We were in the car and I was manoeuvring a sharp turn when she suddenly blurted, “I don’t get much out of you about yourself. I haven’t been able to.” We had acknowledged the fact that we are both introverts; she was less of one than I am. I took my eye off the bend in the road to see if there were traces of frustration on her face. There seemed to be none. I then reminded her about how she remarked about her being a private person when we introduced each other.
I am reminded about someone from the past, a woman who was a prayer away from being my first girlfriend. The exasperation filled her face as she made the angry remark about how I had never shared anything with her. I didn’t respond because I couldn’t find the right explanation.
I am reminded about another someone from the past whom I recently met after more than 20 years. She said her impression of me was about how aloof I looked and was. A recent Whatsapp message from her was not a variation around the theme of “I find it hard to pry something out from you.” [Incidentally, she said I had a pair of charming eyes. No one has ever said that to me. I was properly stunned. I always thought they looked dead (from the perpetual lack of sleep).]
My introverted score is in the 90s (out of 100). I’ve lived long enough to know that not everyone laughs at my jokes although in my book, I crack them often. They just don’t get them. In my younger days, I believed I sucked at humour. I only realised just months ago how humour can be different for different people.

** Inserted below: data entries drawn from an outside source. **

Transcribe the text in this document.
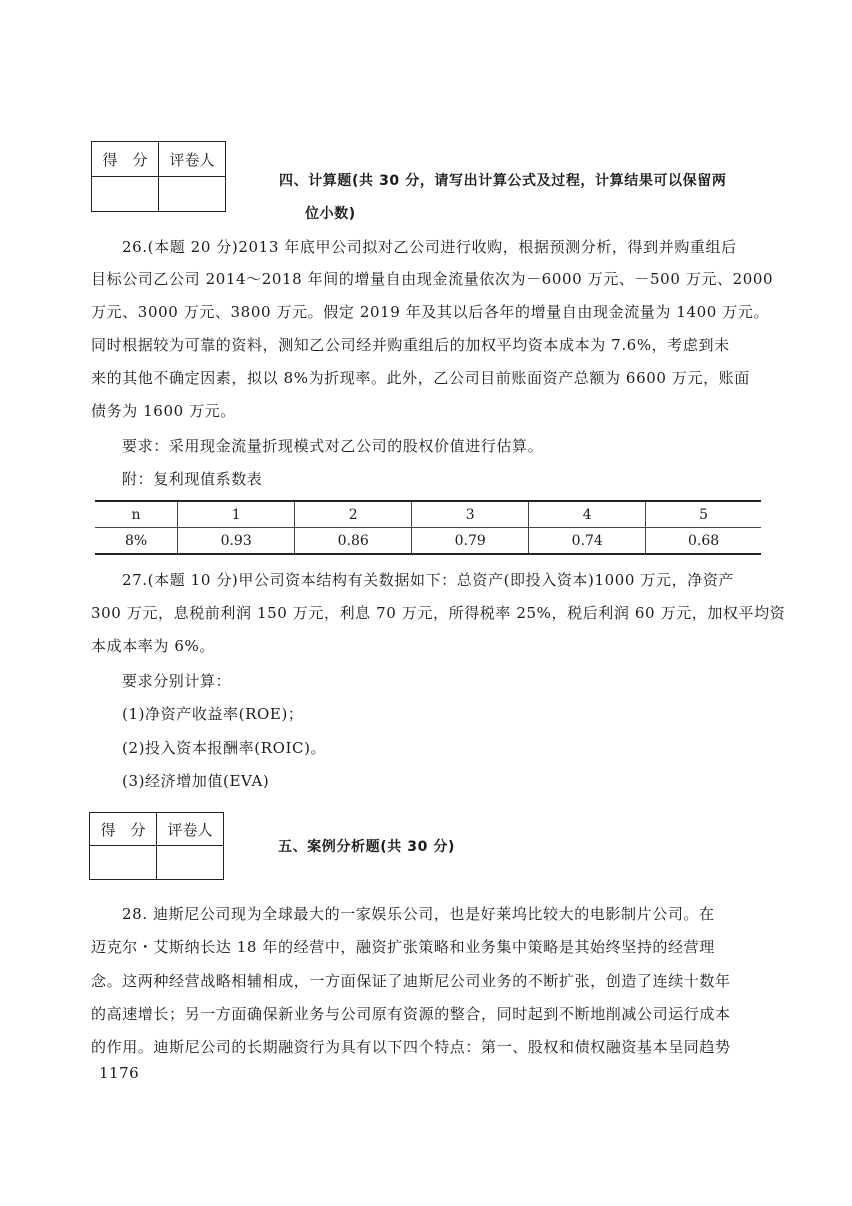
得　分	评卷人

四、计算题(共 30 分，请写出计算公式及过程，计算结果可以保留两
位小数)
26.(本题 20 分)2013 年底甲公司拟对乙公司进行收购，根据预测分析，得到并购重组后
目标公司乙公司 2014～2018 年间的增量自由现金流量依次为－6000 万元、－500 万元、2000
万元、3000 万元、3800 万元。假定 2019 年及其以后各年的增量自由现金流量为 1400 万元。
同时根据较为可靠的资料，测知乙公司经并购重组后的加权平均资本成本为 7.6%，考虑到未
来的其他不确定因素，拟以 8%为折现率。此外，乙公司目前账面资产总额为 6600 万元，账面
债务为 1600 万元。
要求：采用现金流量折现模式对乙公司的股权价值进行估算。
附：复利现值系数表
n	1	2	3	4	5
8%	0.93	0.86	0.79	0.74	0.68
27.(本题 10 分)甲公司资本结构有关数据如下：总资产(即投入资本)1000 万元，净资产
300 万元，息税前利润 150 万元，利息 70 万元，所得税率 25%，税后利润 60 万元，加权平均资
本成本率为 6%。
要求分别计算：
(1)净资产收益率(ROE)；
(2)投入资本报酬率(ROIC)。
(3)经济增加值(EVA)
得　分	评卷人

五、案例分析题(共 30 分)
28. 迪斯尼公司现为全球最大的一家娱乐公司，也是好莱坞比较大的电影制片公司。在
迈克尔・艾斯纳长达 18 年的经营中，融资扩张策略和业务集中策略是其始终坚持的经营理
念。这两种经营战略相辅相成，一方面保证了迪斯尼公司业务的不断扩张，创造了连续十数年
的高速增长；另一方面确保新业务与公司原有资源的整合，同时起到不断地削减公司运行成本
的作用。迪斯尼公司的长期融资行为具有以下四个特点：第一、股权和债权融资基本呈同趋势
1176
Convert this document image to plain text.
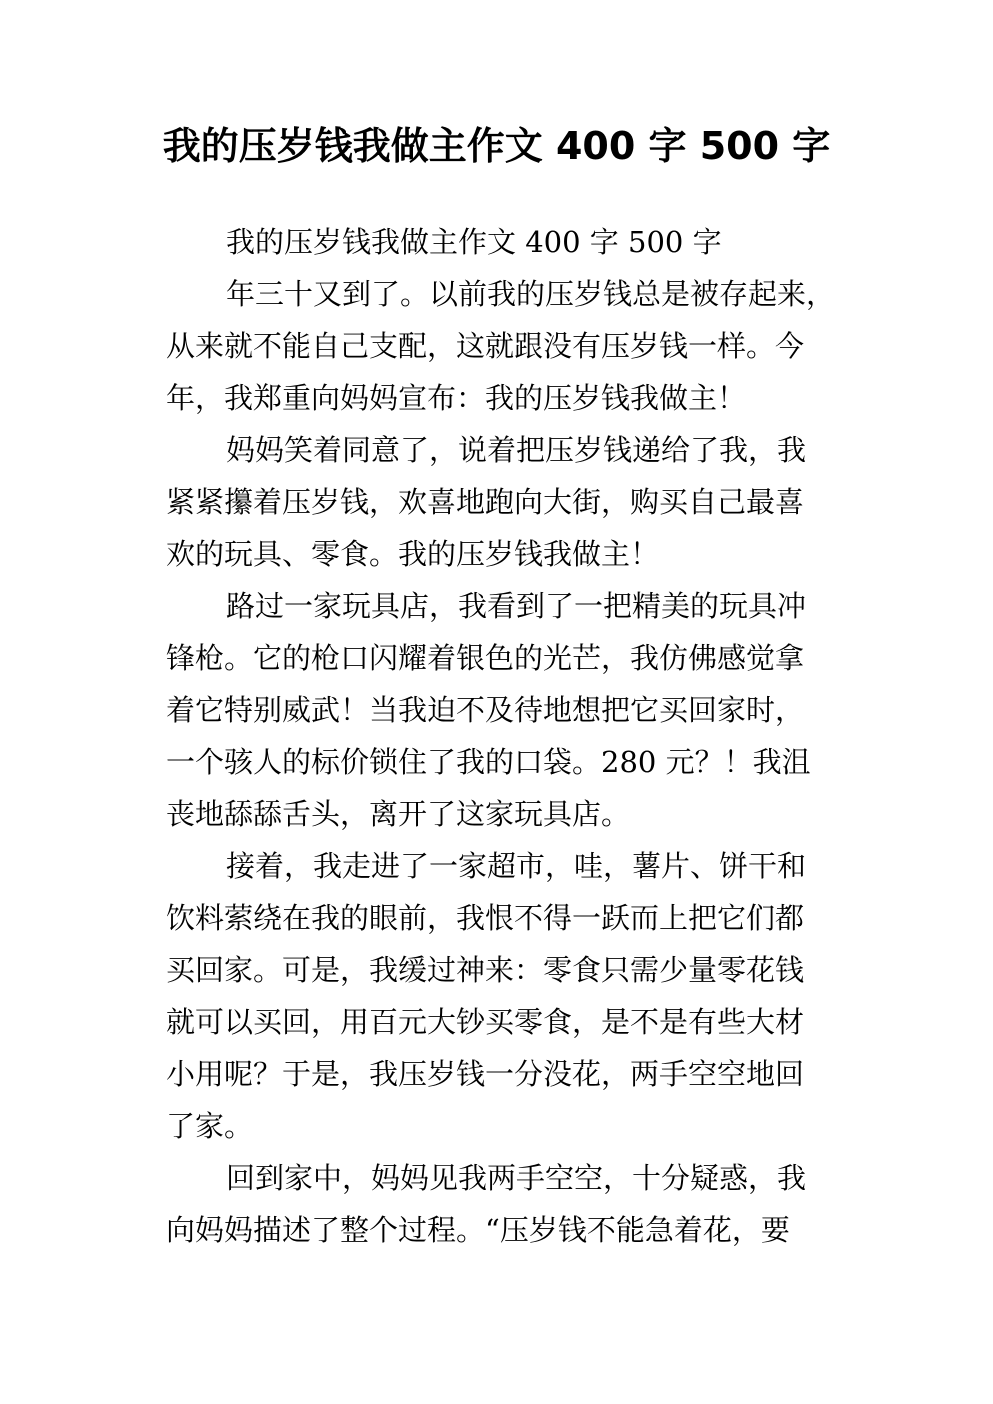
我的压岁钱我做主作文 400 字 500 字
我的压岁钱我做主作文 400 字 500 字
年三十又到了。以前我的压岁钱总是被存起来，
从来就不能自己支配，这就跟没有压岁钱一样。今
年，我郑重向妈妈宣布：我的压岁钱我做主！
妈妈笑着同意了，说着把压岁钱递给了我，我
紧紧攥着压岁钱，欢喜地跑向大街，购买自己最喜
欢的玩具、零食。我的压岁钱我做主！
路过一家玩具店，我看到了一把精美的玩具冲
锋枪。它的枪口闪耀着银色的光芒，我仿佛感觉拿
着它特别威武！当我迫不及待地想把它买回家时，
一个骇人的标价锁住了我的口袋。280 元？！我沮
丧地舔舔舌头，离开了这家玩具店。
接着，我走进了一家超市，哇，薯片、饼干和
饮料萦绕在我的眼前，我恨不得一跃而上把它们都
买回家。可是，我缓过神来：零食只需少量零花钱
就可以买回，用百元大钞买零食，是不是有些大材
小用呢？于是，我压岁钱一分没花，两手空空地回
了家。
回到家中，妈妈见我两手空空，十分疑惑，我
向妈妈描述了整个过程。“压岁钱不能急着花，要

I think a lot. People can be forgiven when they insist that I live in my head. Every waking moment is filled with thoughts, ideas, plans and the right words to say to the right people (dead or alive) at the right time and place. I don’t articulate or express them. Unless and until I’m provoked, I keep thoughts to myself. When the first five years of my life was spent almost in isolation, I learnt that not everyone responds to what I say or hear me. There’s no need to speak when a conversation is always running in my head.
Back to the woman in the car, she once asked what the happiest moment of my life was. It took me more than 30 minutes to respond (note: not answer) to her question. Even then, the look on her face suggested to me that I hadn’t properly answered it. Getting the heart and brain to work together in throwing out happy memories of childhood – the fluffy clouds seen in cartoons, Saturday afternoon staple of Sesame Street which made me smile whenever I see Oscar the Grouch, being asked if I wanted ketchup in my instant noodles dry – was almost an insurmountable task. It was especially so when so much of my life was spent running through the sad incidents (which could fill a book).
I don’t talk a lot about myself in person because not everyone would and could appreciate the muck in my head if they invent some device that allows them to look inside. They are mostly deep, sad and scary (not necessarily in that order). They mostly turn conversations into discussions about heavy topics; it’s stuff that no one else wants to talk about. They mostly scare people away because of the intensity of my thoughts.
A dilemma surfaces here (and always). Do I want to scare people off even if I oblige their sincere desires to pry? I could lie but I don’t really want to. So adding to the muck in my head, I have to censor. Heavily. Or I conceal them (sometimes not expertly) in self-deprecating humour so that I fulfill the need to share more about myself subtly and dress them in the cheapest form of humour possible – at my expense.